You have to feel a little bit for Barack Obama. Here he is administering the world’s largest police state, and an intelligence apparatus that is apparently beyond the reach of even the president. He did not put it into place. And on his watch, a whisteleblowing intelligence operative unveiled the fateful and quite literally incredible knavery of the intelligence office of the NSA.

 

Now the French and the German governments are demanding a new understanding. They want a new pari passu set of protocols about spying on them, indeed the same as we have with Canada, the United Kingdom, Australia, and New Zealand. This is known as the Five Eyes deal.

 

The European Parliament is most likely going to hammer together a new restrictive data surveillance law that will obviate much of the marketing technology that is inherent in Google, Facebook and Amazon digital presence.
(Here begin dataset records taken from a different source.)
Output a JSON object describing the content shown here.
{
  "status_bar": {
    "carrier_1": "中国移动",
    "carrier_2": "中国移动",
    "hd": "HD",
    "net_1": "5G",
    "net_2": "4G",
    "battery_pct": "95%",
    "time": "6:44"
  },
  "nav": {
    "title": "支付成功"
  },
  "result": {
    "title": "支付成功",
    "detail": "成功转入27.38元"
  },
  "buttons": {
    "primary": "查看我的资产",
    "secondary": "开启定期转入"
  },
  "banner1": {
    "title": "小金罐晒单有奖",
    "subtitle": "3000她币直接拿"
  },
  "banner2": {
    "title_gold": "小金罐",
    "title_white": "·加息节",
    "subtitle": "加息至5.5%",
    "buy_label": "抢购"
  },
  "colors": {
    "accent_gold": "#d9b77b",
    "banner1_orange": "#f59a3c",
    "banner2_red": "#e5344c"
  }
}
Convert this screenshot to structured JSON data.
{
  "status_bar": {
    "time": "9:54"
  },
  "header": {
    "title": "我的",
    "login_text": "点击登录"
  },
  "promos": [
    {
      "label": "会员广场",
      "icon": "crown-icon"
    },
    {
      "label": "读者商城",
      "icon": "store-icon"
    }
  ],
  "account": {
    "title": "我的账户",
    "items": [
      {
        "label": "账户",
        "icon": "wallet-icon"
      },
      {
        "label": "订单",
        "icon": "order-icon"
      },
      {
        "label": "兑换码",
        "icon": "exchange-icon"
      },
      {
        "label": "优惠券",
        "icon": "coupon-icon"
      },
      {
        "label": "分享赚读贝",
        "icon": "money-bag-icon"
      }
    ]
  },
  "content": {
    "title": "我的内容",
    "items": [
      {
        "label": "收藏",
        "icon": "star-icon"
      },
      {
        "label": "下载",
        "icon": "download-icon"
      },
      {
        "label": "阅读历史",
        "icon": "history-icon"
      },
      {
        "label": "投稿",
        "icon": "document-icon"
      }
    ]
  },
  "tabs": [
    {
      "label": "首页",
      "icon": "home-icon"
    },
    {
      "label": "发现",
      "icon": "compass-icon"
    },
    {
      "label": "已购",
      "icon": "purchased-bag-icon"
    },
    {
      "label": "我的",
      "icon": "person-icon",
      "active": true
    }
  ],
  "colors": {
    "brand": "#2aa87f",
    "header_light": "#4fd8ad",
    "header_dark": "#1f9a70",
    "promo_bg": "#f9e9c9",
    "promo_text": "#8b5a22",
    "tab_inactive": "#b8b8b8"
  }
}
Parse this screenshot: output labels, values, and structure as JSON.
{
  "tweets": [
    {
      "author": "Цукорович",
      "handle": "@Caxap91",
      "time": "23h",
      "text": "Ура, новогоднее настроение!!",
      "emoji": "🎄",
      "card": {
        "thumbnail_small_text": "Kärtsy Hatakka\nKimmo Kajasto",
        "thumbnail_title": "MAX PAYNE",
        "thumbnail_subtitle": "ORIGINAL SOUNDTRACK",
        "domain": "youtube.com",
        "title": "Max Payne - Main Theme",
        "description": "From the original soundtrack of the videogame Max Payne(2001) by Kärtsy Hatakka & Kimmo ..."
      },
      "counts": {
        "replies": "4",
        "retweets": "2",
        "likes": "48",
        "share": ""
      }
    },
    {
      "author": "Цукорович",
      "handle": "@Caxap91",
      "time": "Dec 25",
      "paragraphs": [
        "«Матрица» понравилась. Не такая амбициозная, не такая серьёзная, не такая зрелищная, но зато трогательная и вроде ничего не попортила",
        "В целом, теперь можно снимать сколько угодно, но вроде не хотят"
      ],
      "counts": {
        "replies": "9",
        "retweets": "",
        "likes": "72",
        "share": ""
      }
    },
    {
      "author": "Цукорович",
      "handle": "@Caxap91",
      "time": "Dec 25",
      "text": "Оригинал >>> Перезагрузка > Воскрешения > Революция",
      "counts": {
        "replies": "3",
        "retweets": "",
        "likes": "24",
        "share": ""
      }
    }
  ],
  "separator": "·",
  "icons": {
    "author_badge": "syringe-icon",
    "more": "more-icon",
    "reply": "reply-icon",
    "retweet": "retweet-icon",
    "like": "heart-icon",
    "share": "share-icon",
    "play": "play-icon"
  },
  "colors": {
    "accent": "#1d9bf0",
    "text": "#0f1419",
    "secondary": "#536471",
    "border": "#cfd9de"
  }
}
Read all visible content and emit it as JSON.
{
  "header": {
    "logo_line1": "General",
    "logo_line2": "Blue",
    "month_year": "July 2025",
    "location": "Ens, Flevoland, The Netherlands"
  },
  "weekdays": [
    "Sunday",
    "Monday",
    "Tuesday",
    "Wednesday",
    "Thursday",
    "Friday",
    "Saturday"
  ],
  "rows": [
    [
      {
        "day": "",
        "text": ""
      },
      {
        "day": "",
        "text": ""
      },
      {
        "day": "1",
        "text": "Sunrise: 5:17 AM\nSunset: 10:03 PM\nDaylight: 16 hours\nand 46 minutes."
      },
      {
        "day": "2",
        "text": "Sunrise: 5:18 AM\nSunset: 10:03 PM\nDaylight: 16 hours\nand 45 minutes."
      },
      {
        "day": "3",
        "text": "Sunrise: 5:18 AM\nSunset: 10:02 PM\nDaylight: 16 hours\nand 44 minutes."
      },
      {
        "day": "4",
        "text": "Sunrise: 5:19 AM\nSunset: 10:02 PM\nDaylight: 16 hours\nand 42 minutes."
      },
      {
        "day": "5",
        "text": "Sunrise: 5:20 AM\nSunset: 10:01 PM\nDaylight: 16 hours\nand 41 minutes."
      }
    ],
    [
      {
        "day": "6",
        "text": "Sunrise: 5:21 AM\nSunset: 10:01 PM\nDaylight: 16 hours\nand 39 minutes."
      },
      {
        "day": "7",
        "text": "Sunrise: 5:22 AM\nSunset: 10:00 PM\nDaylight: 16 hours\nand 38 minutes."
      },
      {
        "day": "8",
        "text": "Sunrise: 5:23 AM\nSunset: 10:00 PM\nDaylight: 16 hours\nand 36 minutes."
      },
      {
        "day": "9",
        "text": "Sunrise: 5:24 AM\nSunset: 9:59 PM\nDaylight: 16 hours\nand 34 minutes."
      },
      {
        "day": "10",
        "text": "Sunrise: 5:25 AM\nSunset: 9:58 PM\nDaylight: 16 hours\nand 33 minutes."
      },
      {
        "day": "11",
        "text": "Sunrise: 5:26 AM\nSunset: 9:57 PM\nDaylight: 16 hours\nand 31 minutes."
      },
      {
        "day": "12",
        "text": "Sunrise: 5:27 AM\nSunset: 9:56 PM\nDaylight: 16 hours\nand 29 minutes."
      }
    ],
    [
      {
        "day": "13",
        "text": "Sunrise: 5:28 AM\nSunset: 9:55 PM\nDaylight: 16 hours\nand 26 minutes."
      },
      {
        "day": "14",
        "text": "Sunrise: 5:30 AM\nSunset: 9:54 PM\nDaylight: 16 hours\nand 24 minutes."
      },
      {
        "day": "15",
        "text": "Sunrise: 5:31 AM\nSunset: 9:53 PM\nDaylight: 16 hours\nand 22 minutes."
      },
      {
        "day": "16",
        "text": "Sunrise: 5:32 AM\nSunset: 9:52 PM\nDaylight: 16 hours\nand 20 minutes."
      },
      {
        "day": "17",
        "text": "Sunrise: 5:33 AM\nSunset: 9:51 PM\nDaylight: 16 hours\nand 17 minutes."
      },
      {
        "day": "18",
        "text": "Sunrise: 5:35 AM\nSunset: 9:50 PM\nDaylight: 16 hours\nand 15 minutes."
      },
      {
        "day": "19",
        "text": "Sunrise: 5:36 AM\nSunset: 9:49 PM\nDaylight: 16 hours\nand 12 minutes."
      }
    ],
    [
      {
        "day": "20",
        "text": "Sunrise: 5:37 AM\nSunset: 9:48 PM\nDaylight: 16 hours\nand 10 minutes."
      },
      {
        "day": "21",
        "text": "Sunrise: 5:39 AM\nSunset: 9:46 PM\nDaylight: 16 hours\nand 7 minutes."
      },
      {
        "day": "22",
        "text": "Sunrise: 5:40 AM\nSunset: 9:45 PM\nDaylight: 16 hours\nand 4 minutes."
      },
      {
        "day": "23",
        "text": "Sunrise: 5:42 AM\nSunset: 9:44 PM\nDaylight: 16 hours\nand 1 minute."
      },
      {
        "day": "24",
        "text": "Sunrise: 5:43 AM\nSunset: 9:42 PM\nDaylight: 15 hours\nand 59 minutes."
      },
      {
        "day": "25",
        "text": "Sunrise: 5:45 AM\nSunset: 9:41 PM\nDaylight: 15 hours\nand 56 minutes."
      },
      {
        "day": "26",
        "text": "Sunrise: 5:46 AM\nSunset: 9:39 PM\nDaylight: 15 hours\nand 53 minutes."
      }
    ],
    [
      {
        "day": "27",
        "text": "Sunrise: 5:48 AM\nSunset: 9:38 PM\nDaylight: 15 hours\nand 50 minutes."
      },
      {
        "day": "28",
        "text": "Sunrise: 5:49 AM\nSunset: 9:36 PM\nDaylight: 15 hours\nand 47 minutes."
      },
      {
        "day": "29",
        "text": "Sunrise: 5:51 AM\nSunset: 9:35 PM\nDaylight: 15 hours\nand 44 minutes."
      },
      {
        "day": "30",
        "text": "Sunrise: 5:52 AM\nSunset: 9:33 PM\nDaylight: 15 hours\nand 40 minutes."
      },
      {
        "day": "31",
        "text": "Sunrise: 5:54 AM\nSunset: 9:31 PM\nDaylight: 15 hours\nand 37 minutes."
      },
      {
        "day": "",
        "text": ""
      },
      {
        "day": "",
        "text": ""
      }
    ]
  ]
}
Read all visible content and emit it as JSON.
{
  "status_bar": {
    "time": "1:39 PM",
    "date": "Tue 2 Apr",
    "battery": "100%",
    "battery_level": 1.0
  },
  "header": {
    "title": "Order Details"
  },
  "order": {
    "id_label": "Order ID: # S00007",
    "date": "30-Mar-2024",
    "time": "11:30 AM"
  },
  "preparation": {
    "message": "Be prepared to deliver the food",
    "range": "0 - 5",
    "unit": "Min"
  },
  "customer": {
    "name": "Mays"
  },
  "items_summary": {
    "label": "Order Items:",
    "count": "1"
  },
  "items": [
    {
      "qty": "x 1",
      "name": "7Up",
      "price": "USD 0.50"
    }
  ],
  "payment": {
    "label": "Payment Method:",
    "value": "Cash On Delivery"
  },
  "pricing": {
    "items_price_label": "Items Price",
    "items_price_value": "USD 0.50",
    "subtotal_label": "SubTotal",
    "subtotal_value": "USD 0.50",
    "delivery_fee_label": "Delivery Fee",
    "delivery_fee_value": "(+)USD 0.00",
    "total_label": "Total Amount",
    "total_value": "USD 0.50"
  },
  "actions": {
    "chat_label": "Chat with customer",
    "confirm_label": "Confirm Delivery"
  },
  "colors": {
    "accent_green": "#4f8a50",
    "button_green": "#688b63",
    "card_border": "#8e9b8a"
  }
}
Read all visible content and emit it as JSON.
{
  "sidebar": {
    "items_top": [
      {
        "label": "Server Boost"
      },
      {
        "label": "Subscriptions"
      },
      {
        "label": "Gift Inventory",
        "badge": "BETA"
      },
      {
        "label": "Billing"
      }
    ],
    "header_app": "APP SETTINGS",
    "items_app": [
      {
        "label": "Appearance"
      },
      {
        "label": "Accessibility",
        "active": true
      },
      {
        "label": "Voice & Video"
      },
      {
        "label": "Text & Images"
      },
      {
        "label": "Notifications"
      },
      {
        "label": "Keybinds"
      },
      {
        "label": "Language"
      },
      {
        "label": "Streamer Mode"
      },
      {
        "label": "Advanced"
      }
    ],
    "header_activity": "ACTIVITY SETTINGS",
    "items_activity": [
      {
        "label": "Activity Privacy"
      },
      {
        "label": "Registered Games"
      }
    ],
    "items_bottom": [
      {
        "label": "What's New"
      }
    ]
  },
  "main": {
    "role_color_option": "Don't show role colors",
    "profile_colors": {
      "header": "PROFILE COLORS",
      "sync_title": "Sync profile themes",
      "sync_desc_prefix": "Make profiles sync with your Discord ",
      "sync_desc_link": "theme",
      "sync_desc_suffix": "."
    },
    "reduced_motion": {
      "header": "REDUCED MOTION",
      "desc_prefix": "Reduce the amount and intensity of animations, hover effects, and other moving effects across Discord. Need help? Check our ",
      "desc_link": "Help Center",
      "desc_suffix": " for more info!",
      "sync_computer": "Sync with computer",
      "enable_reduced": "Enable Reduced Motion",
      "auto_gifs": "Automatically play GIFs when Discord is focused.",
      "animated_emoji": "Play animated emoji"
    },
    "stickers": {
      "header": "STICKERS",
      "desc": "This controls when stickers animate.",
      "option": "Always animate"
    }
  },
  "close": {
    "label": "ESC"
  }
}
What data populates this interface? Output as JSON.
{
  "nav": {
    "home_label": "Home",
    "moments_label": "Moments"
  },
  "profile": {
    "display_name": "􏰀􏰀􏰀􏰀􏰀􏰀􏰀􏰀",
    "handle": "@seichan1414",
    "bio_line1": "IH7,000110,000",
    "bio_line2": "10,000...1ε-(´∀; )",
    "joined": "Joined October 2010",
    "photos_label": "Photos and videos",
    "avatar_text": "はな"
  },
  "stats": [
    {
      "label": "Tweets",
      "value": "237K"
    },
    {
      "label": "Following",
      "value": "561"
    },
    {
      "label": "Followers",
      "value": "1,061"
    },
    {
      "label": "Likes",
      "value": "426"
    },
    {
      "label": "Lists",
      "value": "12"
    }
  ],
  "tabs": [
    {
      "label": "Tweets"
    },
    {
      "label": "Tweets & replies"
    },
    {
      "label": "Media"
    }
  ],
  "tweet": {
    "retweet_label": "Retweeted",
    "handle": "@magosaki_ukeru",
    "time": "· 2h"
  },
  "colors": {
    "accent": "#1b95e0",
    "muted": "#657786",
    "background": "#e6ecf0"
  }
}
The last agreements were authored in 1995.

 

A month or so ago, Glenn Greenwald’s domestic partner was detained by British security agents for 9 hours. Glenn happens to be sitting on the motherlode of information that has not yet been revealed, and he has threatened revenge. I suspect there is a segment to this that will rattle people overseas much more than we might imagine. We are after all, Americans; and that means we will accept whatever perfidy our government perpetrates upon us in the name of some scripted anti- terrorism shibboleth. I can’t help but think that Glenn’s new project with ebay billionaire Pierre Omidar and Jeremy Scahill will most assuredly guarantee that the information will be disseminated.

 

This could mean revealing to more world leaders at the worst possible time the clandestine scrutiny we put them under. This is a backlash now not just from our largest trading partners and the countries that always go to war with us. This is a backlash now from multinational companies. It’s a backlash we have to see begin. One that will swing the pendulum back to a more private America.